Wer rettet den Online-Journalismus?

Nur einmal kurz das Neueste aus der Lokalzeitung auf Google News checken…Google freut es, aber die Zeitungsverlage verdienen an ihren Artikeln auf Google News erst einmal nichts. Das Leistungsschutzgesetz versucht das zu ändern und soll jetzt auf EU-Ebene vorangebracht werden. Neue Initiativen generell sind dringend nötig, denn die bisherigen Ideen der Verlage zur Finanzierung von Online-Nachrichten funktionieren nicht. 

Viele Verlage probieren es erst einmal mit Werbung. Bei den Print-Ausgaben werden die Kosten durch Anzeigen und Abonnenten finanziert. Wenn die Inhalte für jeden Kunden – Abonnent oder nicht – online kostenlos sind, müssen die Kosten also komplett durch Werbeeinnahmen gedeckt werden. Die Werbekunden zahlen umso mehr, je öfter eine Seite angeklickt wird. Finanzierbar ist der freie Online-Zugang zu allen Artikeln also nur für die größten Zeitungsanbieter der Branche, die ausreichend Klickzahlen vorweisen können. Lokalzeitungen können da nicht mithalten, zumal lokale Händler bisher wenig Werbung online schalten.

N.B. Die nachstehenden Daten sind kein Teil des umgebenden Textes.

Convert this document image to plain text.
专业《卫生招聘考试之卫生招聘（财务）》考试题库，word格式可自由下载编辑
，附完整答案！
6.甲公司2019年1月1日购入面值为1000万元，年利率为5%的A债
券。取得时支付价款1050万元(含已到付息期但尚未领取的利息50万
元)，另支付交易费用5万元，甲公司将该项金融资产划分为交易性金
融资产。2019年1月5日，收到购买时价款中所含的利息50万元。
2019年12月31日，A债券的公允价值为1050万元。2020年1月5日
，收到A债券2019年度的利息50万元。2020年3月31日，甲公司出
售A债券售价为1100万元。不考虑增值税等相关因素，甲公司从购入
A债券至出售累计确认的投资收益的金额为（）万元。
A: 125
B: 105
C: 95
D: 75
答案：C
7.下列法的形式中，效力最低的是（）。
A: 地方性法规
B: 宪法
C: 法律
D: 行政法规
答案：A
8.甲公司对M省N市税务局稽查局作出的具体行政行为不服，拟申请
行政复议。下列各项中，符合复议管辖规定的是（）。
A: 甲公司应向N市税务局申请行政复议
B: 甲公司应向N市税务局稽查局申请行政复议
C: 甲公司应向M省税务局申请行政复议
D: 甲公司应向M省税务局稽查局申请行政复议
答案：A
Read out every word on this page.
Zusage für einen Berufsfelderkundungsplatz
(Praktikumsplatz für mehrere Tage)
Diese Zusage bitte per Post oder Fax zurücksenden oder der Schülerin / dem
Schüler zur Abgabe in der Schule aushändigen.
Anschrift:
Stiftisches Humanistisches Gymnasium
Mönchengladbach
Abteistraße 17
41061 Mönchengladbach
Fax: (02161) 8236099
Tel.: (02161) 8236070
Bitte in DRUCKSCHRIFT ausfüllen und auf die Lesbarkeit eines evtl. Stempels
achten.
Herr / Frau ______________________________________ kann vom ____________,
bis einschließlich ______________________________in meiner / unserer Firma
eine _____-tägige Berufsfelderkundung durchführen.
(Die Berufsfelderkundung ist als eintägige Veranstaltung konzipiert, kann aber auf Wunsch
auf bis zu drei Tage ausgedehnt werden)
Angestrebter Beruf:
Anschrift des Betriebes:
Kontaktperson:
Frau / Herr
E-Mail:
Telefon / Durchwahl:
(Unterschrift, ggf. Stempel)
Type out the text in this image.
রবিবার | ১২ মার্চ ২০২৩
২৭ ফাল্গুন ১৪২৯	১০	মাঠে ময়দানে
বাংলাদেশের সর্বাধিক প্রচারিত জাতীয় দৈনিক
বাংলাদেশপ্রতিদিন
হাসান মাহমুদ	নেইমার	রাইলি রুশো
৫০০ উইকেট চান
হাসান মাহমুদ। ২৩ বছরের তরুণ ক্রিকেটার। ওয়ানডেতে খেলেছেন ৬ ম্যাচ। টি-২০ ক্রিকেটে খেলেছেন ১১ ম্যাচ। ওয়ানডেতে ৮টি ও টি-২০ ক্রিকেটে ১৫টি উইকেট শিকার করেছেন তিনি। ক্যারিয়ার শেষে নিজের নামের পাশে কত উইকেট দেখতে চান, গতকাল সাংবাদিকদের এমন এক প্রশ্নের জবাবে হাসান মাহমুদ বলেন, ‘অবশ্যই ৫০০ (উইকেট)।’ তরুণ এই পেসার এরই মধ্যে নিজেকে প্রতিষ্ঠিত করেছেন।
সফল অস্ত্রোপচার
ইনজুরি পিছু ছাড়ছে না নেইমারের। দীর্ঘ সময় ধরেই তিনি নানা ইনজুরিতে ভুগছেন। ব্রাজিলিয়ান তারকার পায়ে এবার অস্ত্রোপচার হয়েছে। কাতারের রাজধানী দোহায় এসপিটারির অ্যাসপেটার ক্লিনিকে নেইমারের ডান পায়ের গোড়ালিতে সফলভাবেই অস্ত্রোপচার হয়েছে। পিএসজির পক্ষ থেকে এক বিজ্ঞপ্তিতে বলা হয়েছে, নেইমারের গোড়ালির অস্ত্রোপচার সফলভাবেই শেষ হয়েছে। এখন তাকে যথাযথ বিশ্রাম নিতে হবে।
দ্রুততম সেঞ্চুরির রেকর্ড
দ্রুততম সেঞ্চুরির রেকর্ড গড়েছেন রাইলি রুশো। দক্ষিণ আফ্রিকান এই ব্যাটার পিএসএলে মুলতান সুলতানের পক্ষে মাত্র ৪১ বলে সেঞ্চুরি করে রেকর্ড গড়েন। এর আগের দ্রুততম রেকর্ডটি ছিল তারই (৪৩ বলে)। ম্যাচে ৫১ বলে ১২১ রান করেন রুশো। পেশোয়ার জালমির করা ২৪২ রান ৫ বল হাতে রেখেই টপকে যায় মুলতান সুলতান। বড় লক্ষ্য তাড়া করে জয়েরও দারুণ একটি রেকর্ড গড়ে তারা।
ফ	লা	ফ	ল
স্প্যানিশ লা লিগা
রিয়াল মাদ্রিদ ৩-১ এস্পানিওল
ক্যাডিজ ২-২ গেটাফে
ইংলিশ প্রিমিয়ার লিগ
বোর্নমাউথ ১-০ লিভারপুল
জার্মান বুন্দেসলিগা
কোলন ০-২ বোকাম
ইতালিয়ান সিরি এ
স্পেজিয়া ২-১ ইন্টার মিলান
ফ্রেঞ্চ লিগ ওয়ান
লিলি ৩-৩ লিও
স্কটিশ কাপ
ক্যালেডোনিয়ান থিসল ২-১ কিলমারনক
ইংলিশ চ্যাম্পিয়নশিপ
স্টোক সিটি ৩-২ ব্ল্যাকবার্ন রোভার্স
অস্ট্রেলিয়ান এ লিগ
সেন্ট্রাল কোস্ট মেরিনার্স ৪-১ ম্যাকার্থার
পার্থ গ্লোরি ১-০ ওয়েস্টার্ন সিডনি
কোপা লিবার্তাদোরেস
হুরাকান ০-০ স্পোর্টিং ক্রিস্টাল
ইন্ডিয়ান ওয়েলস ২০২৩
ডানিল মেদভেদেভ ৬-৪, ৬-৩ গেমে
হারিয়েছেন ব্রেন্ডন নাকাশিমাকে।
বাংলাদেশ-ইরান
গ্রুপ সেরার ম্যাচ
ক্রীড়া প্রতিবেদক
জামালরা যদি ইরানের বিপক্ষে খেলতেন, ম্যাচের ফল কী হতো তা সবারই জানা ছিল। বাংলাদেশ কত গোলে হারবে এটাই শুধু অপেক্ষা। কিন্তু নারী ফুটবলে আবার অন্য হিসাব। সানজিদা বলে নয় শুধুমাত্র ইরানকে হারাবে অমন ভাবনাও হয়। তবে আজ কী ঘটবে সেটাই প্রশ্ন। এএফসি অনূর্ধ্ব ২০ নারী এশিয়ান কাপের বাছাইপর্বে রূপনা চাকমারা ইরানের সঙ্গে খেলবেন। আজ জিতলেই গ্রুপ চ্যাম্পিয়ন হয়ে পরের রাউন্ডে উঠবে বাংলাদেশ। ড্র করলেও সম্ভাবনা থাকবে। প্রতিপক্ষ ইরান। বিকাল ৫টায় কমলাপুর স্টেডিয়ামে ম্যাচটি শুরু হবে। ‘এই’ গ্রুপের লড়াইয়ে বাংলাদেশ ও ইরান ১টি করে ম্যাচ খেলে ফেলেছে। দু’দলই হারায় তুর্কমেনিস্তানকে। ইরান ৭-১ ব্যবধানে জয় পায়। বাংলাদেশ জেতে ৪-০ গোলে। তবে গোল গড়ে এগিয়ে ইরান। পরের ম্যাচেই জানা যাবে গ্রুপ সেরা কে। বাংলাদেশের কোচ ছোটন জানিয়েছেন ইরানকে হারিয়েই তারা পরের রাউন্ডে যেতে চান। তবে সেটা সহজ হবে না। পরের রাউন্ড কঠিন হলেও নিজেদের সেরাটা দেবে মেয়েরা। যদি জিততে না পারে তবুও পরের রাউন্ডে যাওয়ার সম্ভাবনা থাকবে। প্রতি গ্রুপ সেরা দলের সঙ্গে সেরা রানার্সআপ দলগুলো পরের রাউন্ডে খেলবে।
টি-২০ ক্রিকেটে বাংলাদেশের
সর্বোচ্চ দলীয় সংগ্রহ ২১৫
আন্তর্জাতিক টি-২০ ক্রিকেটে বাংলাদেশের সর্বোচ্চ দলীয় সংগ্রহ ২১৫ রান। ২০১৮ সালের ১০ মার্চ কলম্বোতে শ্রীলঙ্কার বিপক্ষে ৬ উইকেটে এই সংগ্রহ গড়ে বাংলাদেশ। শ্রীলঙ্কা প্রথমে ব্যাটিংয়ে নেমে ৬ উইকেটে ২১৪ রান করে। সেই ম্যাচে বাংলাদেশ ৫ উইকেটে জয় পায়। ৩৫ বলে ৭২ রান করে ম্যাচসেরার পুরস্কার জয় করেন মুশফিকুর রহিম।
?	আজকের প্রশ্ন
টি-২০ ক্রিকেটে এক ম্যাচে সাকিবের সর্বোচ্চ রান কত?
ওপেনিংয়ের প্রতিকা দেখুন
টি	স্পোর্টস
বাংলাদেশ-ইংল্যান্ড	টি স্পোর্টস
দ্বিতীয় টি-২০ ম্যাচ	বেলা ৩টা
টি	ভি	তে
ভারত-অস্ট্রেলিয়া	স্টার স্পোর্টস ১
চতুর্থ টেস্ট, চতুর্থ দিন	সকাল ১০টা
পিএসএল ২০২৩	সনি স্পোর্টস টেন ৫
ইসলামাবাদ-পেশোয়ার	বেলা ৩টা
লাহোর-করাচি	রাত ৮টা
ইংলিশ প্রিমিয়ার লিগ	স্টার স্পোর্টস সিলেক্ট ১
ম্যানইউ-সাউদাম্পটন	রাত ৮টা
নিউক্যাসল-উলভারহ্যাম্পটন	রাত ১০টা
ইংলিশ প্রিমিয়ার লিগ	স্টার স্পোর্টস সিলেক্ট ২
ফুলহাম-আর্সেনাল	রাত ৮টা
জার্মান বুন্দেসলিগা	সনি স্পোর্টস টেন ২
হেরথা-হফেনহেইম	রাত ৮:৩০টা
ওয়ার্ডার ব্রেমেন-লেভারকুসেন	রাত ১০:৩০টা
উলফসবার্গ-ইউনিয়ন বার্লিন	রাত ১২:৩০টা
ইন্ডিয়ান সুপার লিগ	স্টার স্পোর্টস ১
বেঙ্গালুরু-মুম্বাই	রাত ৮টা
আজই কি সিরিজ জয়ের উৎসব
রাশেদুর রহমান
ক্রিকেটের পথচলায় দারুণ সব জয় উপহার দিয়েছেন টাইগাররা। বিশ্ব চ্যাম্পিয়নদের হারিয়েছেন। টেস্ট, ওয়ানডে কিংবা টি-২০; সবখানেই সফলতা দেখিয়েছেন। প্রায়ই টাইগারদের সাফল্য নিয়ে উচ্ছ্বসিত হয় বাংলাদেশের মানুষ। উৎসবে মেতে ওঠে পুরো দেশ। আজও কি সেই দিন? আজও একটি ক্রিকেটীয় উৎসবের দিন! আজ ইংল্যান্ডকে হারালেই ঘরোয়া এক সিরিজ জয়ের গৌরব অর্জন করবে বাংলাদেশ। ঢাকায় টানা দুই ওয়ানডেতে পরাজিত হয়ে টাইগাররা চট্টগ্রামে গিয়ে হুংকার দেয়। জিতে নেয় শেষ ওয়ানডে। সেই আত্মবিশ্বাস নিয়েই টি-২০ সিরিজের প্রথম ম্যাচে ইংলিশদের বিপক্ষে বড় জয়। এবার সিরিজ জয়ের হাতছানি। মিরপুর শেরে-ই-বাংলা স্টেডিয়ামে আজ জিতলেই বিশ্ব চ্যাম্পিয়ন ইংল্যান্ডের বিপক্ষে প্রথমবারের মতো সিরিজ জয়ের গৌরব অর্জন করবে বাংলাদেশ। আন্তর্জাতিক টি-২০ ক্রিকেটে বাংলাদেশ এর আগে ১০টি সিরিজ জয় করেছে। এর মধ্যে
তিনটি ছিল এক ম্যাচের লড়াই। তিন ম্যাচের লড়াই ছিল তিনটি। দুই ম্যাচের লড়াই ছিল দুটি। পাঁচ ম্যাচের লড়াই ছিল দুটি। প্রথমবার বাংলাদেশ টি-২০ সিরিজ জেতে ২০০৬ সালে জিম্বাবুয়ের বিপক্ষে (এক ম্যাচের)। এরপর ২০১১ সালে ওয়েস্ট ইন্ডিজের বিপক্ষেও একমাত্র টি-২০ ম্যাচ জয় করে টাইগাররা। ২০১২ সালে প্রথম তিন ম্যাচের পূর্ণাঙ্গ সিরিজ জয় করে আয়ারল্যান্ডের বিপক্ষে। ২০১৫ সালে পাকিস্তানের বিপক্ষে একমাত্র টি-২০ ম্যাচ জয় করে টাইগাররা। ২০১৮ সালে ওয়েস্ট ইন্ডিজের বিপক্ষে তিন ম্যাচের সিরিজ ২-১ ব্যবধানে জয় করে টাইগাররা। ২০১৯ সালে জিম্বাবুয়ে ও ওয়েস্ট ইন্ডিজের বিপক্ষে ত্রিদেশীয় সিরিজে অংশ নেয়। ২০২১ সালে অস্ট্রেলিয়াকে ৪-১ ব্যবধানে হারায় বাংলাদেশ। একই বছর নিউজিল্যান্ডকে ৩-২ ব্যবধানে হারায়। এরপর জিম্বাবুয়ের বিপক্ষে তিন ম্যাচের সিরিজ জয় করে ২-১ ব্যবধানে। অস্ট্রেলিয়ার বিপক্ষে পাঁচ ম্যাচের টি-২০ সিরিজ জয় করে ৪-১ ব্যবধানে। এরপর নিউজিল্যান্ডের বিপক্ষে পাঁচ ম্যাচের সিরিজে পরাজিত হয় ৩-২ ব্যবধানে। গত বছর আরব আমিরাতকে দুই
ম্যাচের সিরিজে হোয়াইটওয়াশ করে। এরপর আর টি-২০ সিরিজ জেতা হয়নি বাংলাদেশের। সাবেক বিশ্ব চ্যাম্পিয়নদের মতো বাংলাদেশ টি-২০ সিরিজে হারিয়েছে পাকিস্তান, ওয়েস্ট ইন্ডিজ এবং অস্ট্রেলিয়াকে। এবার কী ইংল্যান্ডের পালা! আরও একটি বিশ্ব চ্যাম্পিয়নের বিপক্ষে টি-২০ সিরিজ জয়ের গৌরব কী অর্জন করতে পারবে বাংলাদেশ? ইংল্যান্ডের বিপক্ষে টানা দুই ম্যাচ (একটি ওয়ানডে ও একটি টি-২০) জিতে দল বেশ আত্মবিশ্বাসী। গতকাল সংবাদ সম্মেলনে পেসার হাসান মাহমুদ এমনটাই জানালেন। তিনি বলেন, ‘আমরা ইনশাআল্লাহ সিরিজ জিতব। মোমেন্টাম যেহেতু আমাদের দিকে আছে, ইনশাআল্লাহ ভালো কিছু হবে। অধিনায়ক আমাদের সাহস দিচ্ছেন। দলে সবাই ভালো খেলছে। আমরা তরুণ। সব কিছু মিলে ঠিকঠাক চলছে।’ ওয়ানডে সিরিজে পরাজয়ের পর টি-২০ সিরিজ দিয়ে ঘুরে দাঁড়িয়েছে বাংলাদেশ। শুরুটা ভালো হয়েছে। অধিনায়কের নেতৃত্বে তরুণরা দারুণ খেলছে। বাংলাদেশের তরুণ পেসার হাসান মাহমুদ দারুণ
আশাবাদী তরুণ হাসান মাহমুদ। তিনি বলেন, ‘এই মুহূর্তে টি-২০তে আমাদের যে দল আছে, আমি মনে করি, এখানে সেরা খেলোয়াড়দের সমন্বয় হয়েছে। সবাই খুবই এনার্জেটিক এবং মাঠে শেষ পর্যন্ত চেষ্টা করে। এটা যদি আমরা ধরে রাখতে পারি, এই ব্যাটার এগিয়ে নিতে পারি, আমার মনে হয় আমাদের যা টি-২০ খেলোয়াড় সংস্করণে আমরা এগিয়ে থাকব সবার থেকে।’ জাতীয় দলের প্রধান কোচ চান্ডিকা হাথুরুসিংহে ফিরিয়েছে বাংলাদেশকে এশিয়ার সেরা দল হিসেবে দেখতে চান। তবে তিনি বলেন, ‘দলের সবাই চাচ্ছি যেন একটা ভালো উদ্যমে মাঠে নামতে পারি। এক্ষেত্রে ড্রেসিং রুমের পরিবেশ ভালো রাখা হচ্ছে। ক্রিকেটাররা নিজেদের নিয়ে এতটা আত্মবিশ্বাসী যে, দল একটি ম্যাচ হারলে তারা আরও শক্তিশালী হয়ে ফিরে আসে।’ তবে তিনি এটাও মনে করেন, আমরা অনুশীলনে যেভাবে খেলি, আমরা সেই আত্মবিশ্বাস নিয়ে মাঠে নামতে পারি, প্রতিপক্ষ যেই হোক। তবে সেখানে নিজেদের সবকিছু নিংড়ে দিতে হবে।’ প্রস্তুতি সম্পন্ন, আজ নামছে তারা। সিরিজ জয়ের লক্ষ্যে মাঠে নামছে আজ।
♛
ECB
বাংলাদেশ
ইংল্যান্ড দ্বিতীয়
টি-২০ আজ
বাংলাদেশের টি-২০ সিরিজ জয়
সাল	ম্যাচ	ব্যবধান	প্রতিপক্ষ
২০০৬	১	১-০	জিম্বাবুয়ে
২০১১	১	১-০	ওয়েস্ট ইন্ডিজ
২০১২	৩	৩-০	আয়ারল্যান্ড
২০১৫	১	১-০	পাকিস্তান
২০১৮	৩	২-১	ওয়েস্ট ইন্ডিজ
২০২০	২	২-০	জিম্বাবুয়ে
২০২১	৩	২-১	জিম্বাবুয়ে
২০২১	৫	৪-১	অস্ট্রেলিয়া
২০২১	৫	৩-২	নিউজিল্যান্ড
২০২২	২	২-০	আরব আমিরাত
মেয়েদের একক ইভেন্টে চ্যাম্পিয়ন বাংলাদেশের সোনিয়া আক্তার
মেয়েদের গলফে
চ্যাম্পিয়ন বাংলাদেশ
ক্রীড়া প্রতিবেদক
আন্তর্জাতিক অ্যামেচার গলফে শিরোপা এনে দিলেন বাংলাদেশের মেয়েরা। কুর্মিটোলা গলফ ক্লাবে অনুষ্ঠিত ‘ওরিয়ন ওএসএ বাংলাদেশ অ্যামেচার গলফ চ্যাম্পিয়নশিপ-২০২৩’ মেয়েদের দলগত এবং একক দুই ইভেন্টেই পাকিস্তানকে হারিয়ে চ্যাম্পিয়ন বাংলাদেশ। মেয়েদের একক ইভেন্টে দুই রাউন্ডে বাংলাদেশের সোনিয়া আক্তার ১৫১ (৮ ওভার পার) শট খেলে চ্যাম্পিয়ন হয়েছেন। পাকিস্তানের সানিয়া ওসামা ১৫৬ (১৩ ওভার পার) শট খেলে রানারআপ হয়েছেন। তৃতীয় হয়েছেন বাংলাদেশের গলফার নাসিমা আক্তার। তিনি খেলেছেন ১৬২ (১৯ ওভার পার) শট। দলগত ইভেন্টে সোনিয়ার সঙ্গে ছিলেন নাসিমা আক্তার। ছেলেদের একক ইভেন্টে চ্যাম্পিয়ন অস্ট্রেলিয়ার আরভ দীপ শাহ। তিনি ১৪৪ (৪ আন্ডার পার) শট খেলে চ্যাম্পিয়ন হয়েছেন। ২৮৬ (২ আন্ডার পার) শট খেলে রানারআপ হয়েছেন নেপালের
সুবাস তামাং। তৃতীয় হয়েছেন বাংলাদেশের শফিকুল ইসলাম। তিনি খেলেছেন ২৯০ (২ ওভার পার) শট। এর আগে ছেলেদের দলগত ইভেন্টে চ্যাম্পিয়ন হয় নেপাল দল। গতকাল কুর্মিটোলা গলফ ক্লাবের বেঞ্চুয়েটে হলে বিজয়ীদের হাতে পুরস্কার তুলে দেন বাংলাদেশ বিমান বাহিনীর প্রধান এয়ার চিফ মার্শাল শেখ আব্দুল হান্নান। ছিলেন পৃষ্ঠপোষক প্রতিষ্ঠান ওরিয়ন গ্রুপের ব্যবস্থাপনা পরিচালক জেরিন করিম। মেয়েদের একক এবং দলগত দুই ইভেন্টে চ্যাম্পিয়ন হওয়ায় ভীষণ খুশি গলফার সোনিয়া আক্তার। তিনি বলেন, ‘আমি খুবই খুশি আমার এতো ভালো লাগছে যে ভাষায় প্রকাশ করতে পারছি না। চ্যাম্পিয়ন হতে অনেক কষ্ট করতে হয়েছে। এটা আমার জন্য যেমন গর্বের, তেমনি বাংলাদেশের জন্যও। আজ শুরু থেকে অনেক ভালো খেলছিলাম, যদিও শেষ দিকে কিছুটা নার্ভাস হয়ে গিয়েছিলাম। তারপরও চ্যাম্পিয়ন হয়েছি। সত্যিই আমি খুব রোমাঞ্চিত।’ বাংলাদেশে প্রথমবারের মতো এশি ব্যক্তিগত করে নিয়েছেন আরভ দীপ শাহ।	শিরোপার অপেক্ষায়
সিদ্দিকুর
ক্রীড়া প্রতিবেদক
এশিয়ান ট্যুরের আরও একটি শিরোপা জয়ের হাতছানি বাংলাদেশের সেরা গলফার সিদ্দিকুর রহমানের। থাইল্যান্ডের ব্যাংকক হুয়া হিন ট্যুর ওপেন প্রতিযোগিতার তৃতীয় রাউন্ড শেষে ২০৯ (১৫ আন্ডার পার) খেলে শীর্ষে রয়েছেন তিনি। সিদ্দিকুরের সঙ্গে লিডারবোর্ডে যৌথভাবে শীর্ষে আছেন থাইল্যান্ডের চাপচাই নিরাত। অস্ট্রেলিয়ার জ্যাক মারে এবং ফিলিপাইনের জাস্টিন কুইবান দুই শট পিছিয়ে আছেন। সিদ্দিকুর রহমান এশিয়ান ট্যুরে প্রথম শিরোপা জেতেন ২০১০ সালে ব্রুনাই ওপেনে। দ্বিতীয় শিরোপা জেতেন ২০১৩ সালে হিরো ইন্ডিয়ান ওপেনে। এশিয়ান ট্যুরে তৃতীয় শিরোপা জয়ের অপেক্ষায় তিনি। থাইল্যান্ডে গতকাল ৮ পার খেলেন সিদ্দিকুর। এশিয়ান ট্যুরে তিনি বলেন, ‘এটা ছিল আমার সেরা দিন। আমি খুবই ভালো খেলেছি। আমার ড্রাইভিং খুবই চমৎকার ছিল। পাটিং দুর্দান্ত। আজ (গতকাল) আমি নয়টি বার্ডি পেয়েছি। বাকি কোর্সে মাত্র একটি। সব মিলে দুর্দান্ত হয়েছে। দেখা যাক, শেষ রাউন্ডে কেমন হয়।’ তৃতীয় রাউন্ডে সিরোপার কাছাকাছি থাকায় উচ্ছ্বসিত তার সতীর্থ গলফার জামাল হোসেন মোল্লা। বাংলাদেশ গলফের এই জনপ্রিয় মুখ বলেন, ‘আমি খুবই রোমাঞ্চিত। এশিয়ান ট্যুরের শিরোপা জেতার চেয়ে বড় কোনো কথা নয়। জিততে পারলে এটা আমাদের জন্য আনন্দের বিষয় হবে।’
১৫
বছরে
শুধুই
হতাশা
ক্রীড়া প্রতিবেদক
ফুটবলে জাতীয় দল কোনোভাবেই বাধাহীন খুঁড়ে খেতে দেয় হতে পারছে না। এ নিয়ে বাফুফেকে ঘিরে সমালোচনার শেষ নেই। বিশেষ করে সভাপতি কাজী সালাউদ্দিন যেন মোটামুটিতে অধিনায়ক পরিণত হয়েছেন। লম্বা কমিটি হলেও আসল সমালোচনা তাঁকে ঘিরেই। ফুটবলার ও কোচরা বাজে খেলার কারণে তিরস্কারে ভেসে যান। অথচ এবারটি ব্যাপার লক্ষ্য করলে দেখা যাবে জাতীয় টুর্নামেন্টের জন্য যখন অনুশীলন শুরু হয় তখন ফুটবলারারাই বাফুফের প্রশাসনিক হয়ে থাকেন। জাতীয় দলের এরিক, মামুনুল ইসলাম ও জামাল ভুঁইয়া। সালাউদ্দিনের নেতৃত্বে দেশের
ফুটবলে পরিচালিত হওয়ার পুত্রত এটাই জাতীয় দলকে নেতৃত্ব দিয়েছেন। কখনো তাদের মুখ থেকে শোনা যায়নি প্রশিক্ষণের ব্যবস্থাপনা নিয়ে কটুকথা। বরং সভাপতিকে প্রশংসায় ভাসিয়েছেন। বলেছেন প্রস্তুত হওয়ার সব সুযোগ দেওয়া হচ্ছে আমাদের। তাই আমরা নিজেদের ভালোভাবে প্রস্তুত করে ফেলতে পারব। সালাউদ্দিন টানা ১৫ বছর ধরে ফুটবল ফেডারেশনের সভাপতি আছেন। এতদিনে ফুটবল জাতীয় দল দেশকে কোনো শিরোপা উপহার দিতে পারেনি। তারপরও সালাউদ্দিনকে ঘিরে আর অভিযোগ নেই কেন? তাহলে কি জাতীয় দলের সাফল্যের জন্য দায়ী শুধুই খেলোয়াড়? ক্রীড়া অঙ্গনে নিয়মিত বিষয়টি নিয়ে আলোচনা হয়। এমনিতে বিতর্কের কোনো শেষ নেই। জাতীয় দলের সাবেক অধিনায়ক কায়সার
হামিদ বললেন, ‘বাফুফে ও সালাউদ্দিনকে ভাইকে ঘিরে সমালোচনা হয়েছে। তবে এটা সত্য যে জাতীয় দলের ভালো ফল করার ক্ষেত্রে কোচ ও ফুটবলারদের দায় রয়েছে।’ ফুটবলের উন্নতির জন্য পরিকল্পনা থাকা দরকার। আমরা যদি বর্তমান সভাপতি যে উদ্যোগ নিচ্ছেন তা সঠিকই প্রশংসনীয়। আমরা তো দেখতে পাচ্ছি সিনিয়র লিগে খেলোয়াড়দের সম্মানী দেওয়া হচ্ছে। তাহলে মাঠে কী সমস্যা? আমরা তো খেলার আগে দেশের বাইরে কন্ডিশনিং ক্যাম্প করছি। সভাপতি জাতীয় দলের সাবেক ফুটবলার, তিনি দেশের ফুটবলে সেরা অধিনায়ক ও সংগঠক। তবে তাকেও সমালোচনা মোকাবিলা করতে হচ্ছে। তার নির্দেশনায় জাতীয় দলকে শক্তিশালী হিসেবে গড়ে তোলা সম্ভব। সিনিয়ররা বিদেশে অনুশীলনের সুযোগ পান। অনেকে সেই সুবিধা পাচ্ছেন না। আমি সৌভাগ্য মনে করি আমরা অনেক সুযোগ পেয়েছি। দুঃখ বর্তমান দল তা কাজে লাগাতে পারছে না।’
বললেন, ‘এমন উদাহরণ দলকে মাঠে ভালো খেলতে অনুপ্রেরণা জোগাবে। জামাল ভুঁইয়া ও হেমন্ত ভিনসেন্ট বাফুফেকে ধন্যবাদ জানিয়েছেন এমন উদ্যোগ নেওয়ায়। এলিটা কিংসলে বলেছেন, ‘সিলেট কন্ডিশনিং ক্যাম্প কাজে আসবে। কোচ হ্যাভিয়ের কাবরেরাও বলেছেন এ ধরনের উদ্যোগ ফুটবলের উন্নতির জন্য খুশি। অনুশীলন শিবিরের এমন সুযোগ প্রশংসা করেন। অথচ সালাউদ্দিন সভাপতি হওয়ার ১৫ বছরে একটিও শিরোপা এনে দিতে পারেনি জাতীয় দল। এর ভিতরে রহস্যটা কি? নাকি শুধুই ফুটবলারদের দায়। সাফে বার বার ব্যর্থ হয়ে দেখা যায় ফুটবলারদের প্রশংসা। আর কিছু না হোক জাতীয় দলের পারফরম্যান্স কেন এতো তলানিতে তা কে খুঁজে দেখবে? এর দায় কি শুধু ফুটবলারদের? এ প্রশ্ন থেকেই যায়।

Doch auch die großen Zeitungen stehen vor einem Dilemma, denn sie werden von Artikeln mit hohen Klickzahlen immer abhängiger. Die beliebtesten Artikel sind jedoch nicht unbedingt die qualitativ hochwertigsten. Ein Artikel über eine tote Maus in einem Supermarktsalat ist in wenigen Minuten geschrieben und generiert höchste Klickzahlen. Eine Hintergrundreportage über die Situation in Kurdistan oder die Geldpolitik der EZB ist viel aufwendiger und wird seltener geklickt. Langfristig ist also die Qualität der Artikel und die Vielfalt der Anbieter gefährdet.

Ähnlich wie die Finanzierung durch Werbung funktioniert auch das Geschäft mit den Daten der Leser nur für große Verlage. Hier steht die Menge an Daten, die man dem Leser entlocken kann, im Vordergrund – je mehr Klicks, desto mehr Daten. Doch auch dieses Modell ist für die Verlag riskant, steht doch das Leservertrauen bei Fragen des Datenschutzes auf dem Spiel.

Die Paywall, oder Bezahlschranke, ist eine weitere Alternative. Wenn Leser einen Artikel lesen möchten, müssen sie dafür zahlen. Doch Artikel konkurrieren bereits um die Zeit der Leser. Bezahlschranken fordern vor jedem Artikel eine zusätzliche Kaufentscheidung und stellen damit eine weitere psychologische Hürde auf. Schmökern wird unattraktiv. So sinkt die Nachfrage und damit auch die Zahl der Zeitungsanbieter, die sich finanzieren können. Deshalb wenden sich einige Verlage wieder von der Paywall ab, wie etwa das Kölner Medienhaus DuMont, zu dem in Deutschland sechs große Regionalzeitungen gehören. Auch die Zeitungs-App Blendle, bei der Nutzer für einzelne Artikel verschiedener Zeitungen zahlen, ist wenig erfolgreich.

Blendles Ansatz ist jedoch interessant, denn die App vereint die Anbieter. Bisher versuchen die Verlage, alleine Lösungen zu finden. Abonnements einzelner Zeitungen, ob digital oder traditionell, treffen den Zeitgeist aber nicht mehr. Ein Online-Anbieter, der wie die Musik-Streamingdienste Spotify oder Netflix das Zeitungsangebot bündelt und ein Abo für alles anbietet, könnte auch die junge Generation der Nachrichtenjunkies wieder begeistern. Die Frage dabei ist aber, ob ein verlässliches Angebot, das die Urheber der Artikel fair entlohnt, für den durchschnittlichen Nutzer bezahlbar ist.

Wie auch immer eine Lösung aussehen mag, es müssen neue Modelle erdacht werden. Vielleicht ist ein durchsetzungsstarkes europäisches Leistungsschutzgesetz eine Überlegung wert. In Deutschland allein ist das Gesetz gescheitert: Die Verlage verdienten nur wenig oder verzichteten gleich ganz auf Geld aus Angst, nicht mehr bei Google News zu erscheinen. Vielleicht sollten aber auch wir Nutzer unsere „Kostenlos-Kultur“ überdenken. Qualitätsjournalismus und aufwendige Recherchen sind essentiell für unsere Gesellschaft. Diese journalistische Arbeit kostet Geld.